Space, lots of space, is the hallmark of eastern Montana's gently rolling plains. If you're looking to escape stifling crowds and urban sprawl, you'll take well to the wide-open plains of Big Sky Country.
The state as a whole averages six people per square mi, but some of its prairies measure in reverse: one person per 6 square mi. Although largely devoid of
the epic snow-covered peaks of the towering Rockies, the eastern two-thirds of Montana have an expansive beauty that seems to stretch endlessly beyond the horizon, beckoning you to bask in the isolated serenity of one of the least-populated places in the country—in a land of almost too much sky.

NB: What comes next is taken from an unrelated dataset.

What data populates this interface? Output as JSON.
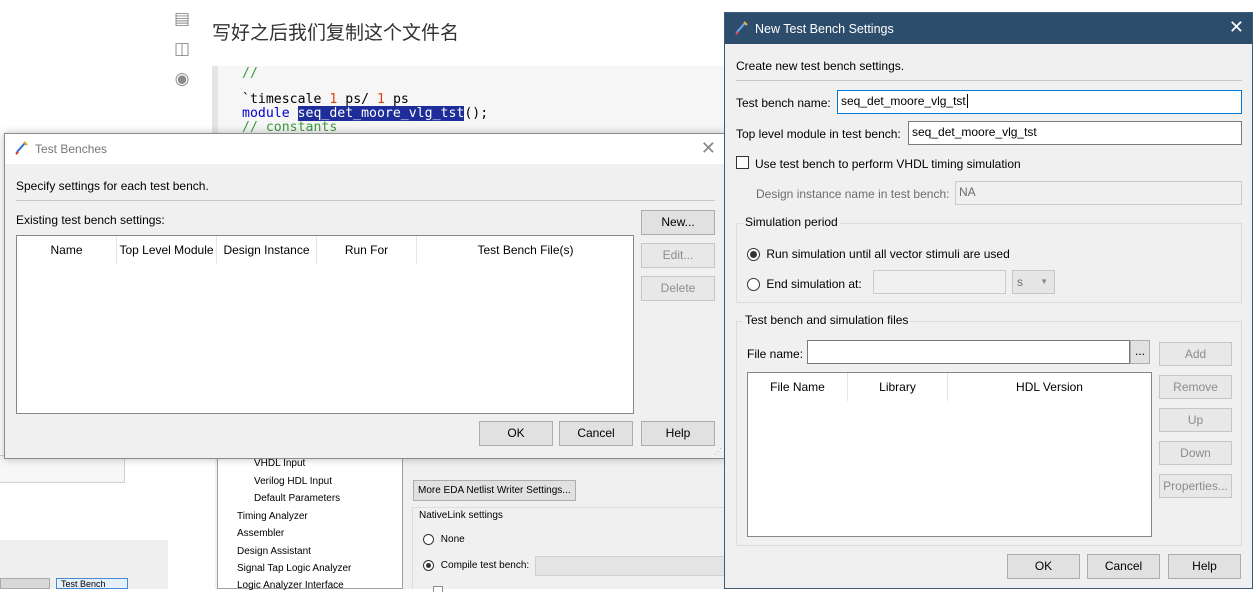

Revel in wild grasslands, stark badlands, unhindered skylines, and spectacular sunsets, far from the rumble of jetliners, the roar of traffic, and the ringing of cell phones. A great triangle bounded by the Yellowstone River to the south, the Missouri River to the north, and U.S. 87 to the west, the region comprises nearly 10% of the state of Montana. Its residents, however, represent less than 1% of the state's total population, and the number is shrinking. This is a region with barely 1,000 people between the two largest towns (Jordan, with 364 residents, and Circle, with 644), where the livestock outnumbers the people 100 to 1. One winter the tumbleweeds clogged a highway so badly that the state had to send out snowplows to clear the way.